The team’s first set of findings home in on two geologic formations, in particular: Máaz, Navajo for “Mars,” a feature that appears to overlie the larger Séítah, Navajo for “among the sand.” To study this terrain, the researchers relied on several instruments aboard Perseverance, including SuperCam. This swiveling instrument sits on top of the rover and uses laser light to quantify elements and identify minerals present in various rocks.

Mayhew is a co-author on two papers led by Ken Farley of the California Institute of Technology and Roger Wiens of Los Alamos National Laboratory detailing Perseverance’s first year on Mars. The studies were published on Aug. 25 in the and . Other research teams published more findings from the mission at the same time.  

The group’s results point to a surprising origin for these formations: A body of hot, molten rock may have existed at the crater floor, settling and cooling in several stages, potentially forming both Séítah and Máaz. Alternatively, Máaz may also have formed when separate lava flows moved into the crater.

“One idea is that this was a single body of rock formed from magma cooling underground,” Mayhew said. “But another model is that Máaz may have been formed separately by lava actively flowing on the surface of Mars.”

The project touches on a question that has motivated much of her decades-long career: How does life carve out an existence in some of the most unlikely places on our planet? 

In 2007 and 2008, Mayhew sailed on research cruises that collected rocks from the bottom of the Pacific and Atlantic oceans to learn more about microbial life in hydrothermal systems. In 2015 she participated in an International Ocean Drilling Program research cruise that drilled down into the subsurface of a hydrothermal system to access actively reacting rocks. At these sites, rocks react with water and produce chemicals such as hydrogen gas—nutrients that support vibrant communities of microbes that can, in turn, support more complex life such as crustaceans and other invertebrates. 
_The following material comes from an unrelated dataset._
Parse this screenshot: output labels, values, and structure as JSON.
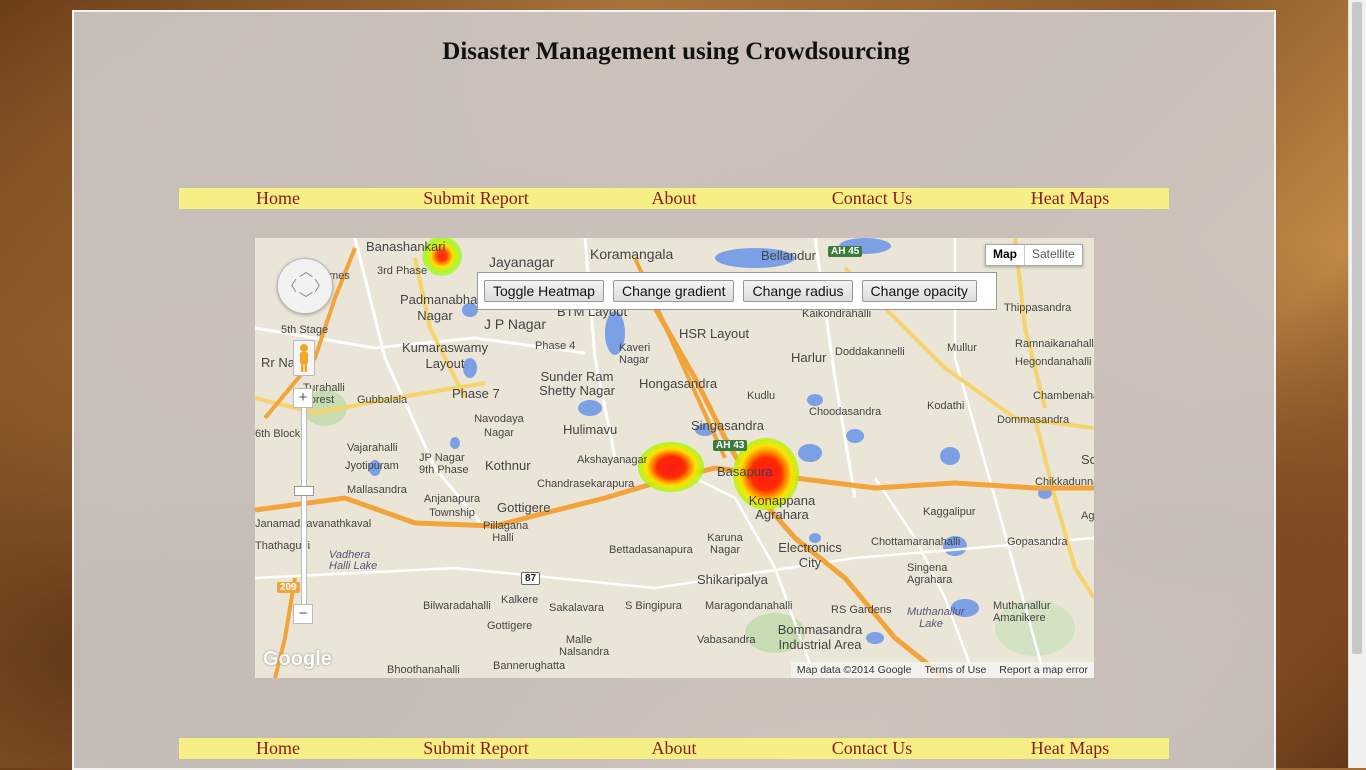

“My research has always addressed how water alters rocks and how that process can support life,” Mayhew said.

Returning to Earth

To find out if rocks in Jezero may have supported life billions of years ago, Mayhew and her colleagues will need to take a much closer look at these chunks of Mars—under the microscope in labs on Earth.
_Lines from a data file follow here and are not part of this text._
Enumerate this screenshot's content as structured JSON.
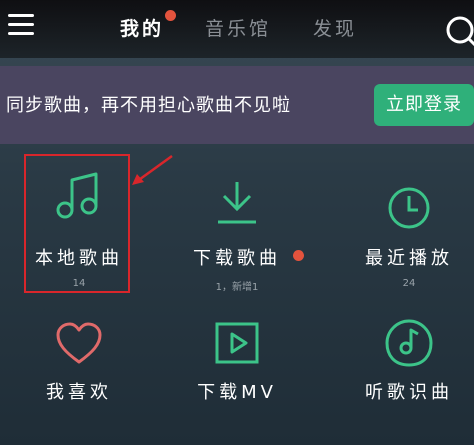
{
  "header": {
    "tabs": [
      {
        "label": "我的",
        "active": true
      },
      {
        "label": "音乐馆",
        "active": false
      },
      {
        "label": "发现",
        "active": false
      }
    ]
  },
  "banner": {
    "text": "同步歌曲，再不用担心歌曲不见啦",
    "login_label": "立即登录"
  },
  "grid": [
    {
      "label": "本地歌曲",
      "sub": "14",
      "icon": "music-note-icon"
    },
    {
      "label": "下载歌曲",
      "sub": "1，新增1",
      "icon": "download-icon"
    },
    {
      "label": "最近播放",
      "sub": "24",
      "icon": "clock-icon"
    },
    {
      "label": "我喜欢",
      "sub": "",
      "icon": "heart-icon"
    },
    {
      "label": "下载MV",
      "sub": "",
      "icon": "play-video-icon"
    },
    {
      "label": "听歌识曲",
      "sub": "",
      "icon": "music-recognition-icon"
    }
  ],
  "colors": {
    "accent_green": "#2fb07a",
    "notification_red": "#e3533d",
    "highlight_red": "#d9262b"
  }
}
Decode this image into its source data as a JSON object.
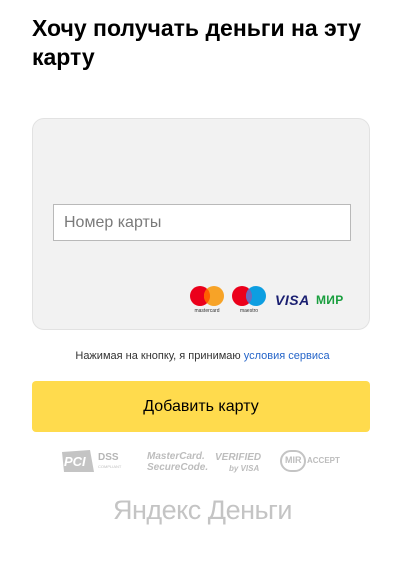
{
  "title": "Хочу получать деньги на эту карту",
  "card_form": {
    "card_number_placeholder": "Номер карты",
    "card_number_value": ""
  },
  "payment_logos": {
    "mastercard_label": "mastercard",
    "maestro_label": "maestro",
    "visa_label": "VISA",
    "mir_label": "МИР"
  },
  "terms": {
    "text": "Нажимая на кнопку, я принимаю ",
    "link": "условия сервиса"
  },
  "add_button_label": "Добавить карту",
  "security_badges": {
    "pci_pci": "PCI",
    "pci_dss": "DSS",
    "pci_compliant": "COMPLIANT",
    "mastercard_securecode_line1": "MasterCard.",
    "mastercard_securecode_line2": "SecureCode.",
    "verified_line1": "VERIFIED",
    "verified_line2": "by VISA",
    "mir_accept_mir": "MIR",
    "mir_accept_accept": "ACCEPT"
  },
  "footer_brand": "Яндекс Деньги",
  "colors": {
    "button": "#ffdb4d",
    "link": "#2565c9",
    "mastercard_red": "#eb001b",
    "mastercard_orange": "#f79e1b",
    "maestro_blue": "#0099df",
    "visa_blue": "#1a1f71",
    "mir_green": "#1a9f3f"
  }
}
During its mission, she explained, Perseverance is using a drill to excavate roughly 40 Martian geologic samples, storing them in sealed tubes. NASA is working with the European Space Agency (ESA) on separate missions that will travel to Mars to pick up 30 of those tubes and bring them back to Earth.
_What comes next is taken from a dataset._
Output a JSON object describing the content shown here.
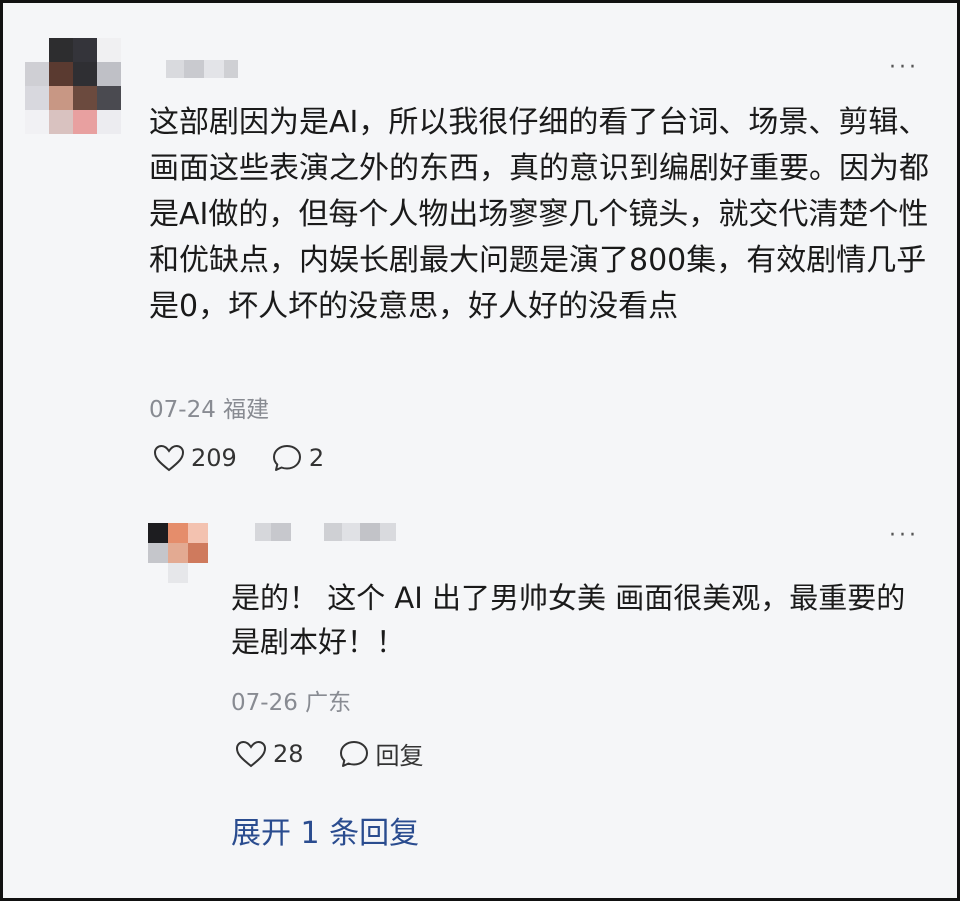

Mayhew is one of 15 scientists on the mission’s Return Sample Science team. She and her colleagues work with other team members and Perseverance’s operators to decide which rocks the rover should collect. To date, the team has filled 13 of its sample tubes, 12 with rocks and one with a sample of atmosphere, with plans to collect more rock samples soon. The team has also sealed two “witness” tubes to collect dust and particles in the atmosphere, allowing researchers to measure contamination that might be present during the sampling process.

Mayhew said that transitioning from an Earth-based geologist to a scientist working on an alien world has been tough but rewarding.

“It has felt like a big learning curve. I don’t have the background that a lot of people on the team have, especially those who have been working on rover missions since Opportunity and Spirit went up in the early 2000s,” Mayhew said. “I’m constantly trying to keep my ears open and learn from them.”

In March 2022, Perseverance left the crater floor for what may be the most exciting terrain of the mission—the delta. Here, the team will collect rocks that were deposited onto the crater floor when water once flowed on Mars. 

Perseverance, and Mayhew, are showing no signs of stopping: “It’s a hectic schedule, and we have to keep moving.”